- Born: 8 August 1963 (age 62) Devon, United Kingdom
- Occupation: Art dealer
- Spouse: Lady Helen Taylor ​(m. 1992)​
- Children: 4

= Timothy Taylor (art dealer) =

English art dealer (born 1963)

Timothy Vernon Taylor (born 8 August 1963) is an English gallerist and art dealer.

His eponymous gallery represents more than twenty international artists and estates, with spaces in London and New York. He is also distantly related to the British royal family by his wife.

== Work ==
Taylor began his career working for London dealers Bernard Jacobson and Leslie Waddington before opening Timothy Taylor Gallery in 1996 on Bruton Place in Mayfair. He played a critical role in advancing the careers of several emerging artists at the forefront of the 1990s London art scene, among them Fiona Rae, Sean Scully, and Richard Patterson.

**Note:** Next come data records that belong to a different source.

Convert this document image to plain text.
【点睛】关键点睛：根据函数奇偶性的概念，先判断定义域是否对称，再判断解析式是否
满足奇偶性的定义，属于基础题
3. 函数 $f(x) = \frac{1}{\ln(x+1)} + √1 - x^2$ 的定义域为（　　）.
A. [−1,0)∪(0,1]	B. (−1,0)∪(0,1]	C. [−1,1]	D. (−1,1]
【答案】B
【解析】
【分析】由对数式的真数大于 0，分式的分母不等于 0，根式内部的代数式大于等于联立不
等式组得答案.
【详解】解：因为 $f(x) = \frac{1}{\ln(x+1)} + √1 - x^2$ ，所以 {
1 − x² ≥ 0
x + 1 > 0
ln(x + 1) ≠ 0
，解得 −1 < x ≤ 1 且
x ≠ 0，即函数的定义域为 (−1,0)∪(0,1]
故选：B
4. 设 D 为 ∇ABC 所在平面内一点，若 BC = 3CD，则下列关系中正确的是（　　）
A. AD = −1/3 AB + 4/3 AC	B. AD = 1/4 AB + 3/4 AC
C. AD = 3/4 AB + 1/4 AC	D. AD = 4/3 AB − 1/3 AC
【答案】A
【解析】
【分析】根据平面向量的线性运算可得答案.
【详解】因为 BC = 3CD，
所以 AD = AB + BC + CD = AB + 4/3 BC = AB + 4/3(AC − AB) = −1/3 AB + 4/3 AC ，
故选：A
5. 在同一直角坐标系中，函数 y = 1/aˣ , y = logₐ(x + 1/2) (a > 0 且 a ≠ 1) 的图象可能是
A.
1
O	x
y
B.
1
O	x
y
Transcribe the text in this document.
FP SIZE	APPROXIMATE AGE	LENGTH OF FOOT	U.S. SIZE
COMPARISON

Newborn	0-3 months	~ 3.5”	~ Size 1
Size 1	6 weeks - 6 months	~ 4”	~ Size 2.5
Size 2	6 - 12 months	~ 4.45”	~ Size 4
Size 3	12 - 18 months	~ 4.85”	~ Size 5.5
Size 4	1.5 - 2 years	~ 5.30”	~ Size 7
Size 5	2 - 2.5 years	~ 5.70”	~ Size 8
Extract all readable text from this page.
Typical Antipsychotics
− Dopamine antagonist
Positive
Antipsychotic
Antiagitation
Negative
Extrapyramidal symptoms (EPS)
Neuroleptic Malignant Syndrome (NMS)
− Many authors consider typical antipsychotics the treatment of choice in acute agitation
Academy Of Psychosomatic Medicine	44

In addition to his representation of emerging and established contemporary artists, Taylor has worked closely with the estates of many artists of the post-war period, including Philip Guston, Diane Arbus, Jean Dubuffet, Hans Hartung, Simon Hantaï, and Antoni Tàpies.

In 2016, Taylor expanded the gallery to New York, first opening a location on 19th Street in Chelsea before relocating to a flagship space in Tribeca in 2023. After nearly a decade of operation, the gallery closed its New York outpost in 2026.

== Personal life ==
Taylor lives in London with his wife, Lady Helen Taylor. They have four children, one of whom works at the gallery.